Agenda tersebut turut dihadiri sejumlah perwakilan ponpes dari DKI Jakarta, Lampung, dan Jawa Timur (Jatim). Selain itu, turut melahirkan Piagam Ketitang yang memuat 5 komitmen kalangan pesantren dalam mencegah terjadinya kekerasan seksual.
Pembacaan naskah deklarasi dibimbing Direktur Pendidikan Diniyah dan Pondok Pesantren Kementerian Agama (Kemenag), Waryono Abdul Ghofur, serta disaksikan Ketua Umum Lembaga Perlindungan Anak Indonesia (LPAI) Seto Mulyadi.
"Mudah-mudahan kita semua bisa terus berkomitmen untuk melindungi dan memberikan kesempatan yang baik untuk anak-anak kita. Sebab, nasib bangsa memang milik mereka, milik anak-anak kita, bukan orang-orang seusia kita," ucap Waryono, sebelum mulai membacakan naskah deklarasi.
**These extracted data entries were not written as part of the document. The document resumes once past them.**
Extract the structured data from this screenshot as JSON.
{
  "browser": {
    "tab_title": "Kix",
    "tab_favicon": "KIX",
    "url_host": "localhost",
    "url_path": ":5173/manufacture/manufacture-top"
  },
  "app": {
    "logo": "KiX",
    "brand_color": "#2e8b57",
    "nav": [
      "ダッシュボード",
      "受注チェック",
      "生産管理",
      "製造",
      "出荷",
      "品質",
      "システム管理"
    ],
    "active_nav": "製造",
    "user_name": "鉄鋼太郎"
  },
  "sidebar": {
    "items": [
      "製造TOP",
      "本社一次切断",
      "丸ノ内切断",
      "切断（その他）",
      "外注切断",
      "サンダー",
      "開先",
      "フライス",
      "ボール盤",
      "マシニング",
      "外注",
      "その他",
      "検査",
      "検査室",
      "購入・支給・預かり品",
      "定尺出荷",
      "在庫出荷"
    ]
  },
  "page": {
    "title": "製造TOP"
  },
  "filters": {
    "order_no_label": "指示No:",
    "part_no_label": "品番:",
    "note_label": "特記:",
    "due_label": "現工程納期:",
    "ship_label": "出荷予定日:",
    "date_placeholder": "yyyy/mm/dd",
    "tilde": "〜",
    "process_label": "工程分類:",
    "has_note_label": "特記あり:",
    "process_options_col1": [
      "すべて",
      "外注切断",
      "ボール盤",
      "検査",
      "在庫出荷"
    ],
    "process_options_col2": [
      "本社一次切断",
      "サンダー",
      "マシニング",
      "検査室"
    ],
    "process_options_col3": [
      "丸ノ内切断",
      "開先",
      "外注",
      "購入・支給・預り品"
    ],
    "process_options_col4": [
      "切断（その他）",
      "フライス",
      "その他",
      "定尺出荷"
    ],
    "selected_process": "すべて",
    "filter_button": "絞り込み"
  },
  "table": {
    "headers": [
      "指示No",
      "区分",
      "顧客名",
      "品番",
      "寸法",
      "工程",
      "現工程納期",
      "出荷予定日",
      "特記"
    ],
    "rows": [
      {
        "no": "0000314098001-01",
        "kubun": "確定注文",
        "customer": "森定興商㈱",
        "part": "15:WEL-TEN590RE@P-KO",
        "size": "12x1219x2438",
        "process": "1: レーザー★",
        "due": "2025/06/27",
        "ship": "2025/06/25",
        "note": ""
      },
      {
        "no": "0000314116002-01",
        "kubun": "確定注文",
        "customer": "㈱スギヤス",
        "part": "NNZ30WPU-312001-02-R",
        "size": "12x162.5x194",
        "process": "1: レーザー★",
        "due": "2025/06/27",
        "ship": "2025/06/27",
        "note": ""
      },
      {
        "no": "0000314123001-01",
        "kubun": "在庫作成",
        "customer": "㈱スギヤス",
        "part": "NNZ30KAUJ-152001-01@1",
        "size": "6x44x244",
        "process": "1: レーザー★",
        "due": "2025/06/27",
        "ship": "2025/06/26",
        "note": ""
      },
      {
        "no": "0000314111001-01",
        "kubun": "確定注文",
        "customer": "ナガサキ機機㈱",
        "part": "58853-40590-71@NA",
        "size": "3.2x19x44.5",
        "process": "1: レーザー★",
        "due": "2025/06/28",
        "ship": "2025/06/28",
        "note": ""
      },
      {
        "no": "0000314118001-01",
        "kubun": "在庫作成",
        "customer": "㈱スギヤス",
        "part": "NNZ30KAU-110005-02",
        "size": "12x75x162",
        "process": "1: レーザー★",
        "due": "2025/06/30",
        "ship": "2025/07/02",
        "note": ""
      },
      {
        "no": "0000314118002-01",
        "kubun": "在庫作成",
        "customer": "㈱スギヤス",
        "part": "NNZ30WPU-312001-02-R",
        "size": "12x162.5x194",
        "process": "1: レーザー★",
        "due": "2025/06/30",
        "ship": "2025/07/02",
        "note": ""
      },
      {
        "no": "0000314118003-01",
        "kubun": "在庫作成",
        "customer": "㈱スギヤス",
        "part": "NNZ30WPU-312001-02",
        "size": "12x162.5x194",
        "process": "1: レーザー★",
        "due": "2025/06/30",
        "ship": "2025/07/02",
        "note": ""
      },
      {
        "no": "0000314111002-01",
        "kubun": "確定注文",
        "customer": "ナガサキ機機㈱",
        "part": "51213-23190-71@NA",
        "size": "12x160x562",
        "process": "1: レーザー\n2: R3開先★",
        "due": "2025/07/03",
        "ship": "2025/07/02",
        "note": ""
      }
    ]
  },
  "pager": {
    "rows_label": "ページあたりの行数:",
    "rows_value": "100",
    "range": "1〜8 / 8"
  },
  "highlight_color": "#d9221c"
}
Sementara itu, Menteri Pemberdayaan Perempuan dan Perlindungan Anak (PPPA), I Gusti Ayu Bintang Darmawati, dalam pidato pengantarnya mengapresiasi pendirian JPPRA. Diharapkan langkah ini dapat menekan terjadinya kasus kekerasan seksual terhadap anak.
Berikut 5 poin komitmen Piagam Ketitang:
1. Kami para pengasuh dan pengurus pondok pesantren mengecam keras segala bentuk kekerasan terhadap anak, terlebih di lingkungan pendidikan mengatasnamakan pesantren.
2. Kami para pengasuh dan pengurus pondok pesantren mendukung pihak aparat penegak hukum untuk memproses dan memberikan hukuman setimpal kepada para pelaku kekerasan terhadap anak tanpa pandang bulu sesuai dengan undang-undang yang berlaku. Serta mendorong perlindungan dan pemulihan traumatisme korban.
3. Kami para pengasuh dan pengurus pondok pesantren berkomitmen untuk menerapkan sistem pendidikan yang ramah anak dan bebas dari kekerasan fisik maupun nonfisik.
4. Kami para pengasuh dan pengurus pondok pesantren bertekad meningkatkan kedisiplinan dan pengawasan internal guna mencegah potensi kekerasan anak yang terjadi di lingkungan pesantren.
5. Kami para pengasuh dan pengurus pondok pesantren akan terus menguatkan komunikasi dan koordinasi demi mencegah terjadinya kekerasan terhadap anak.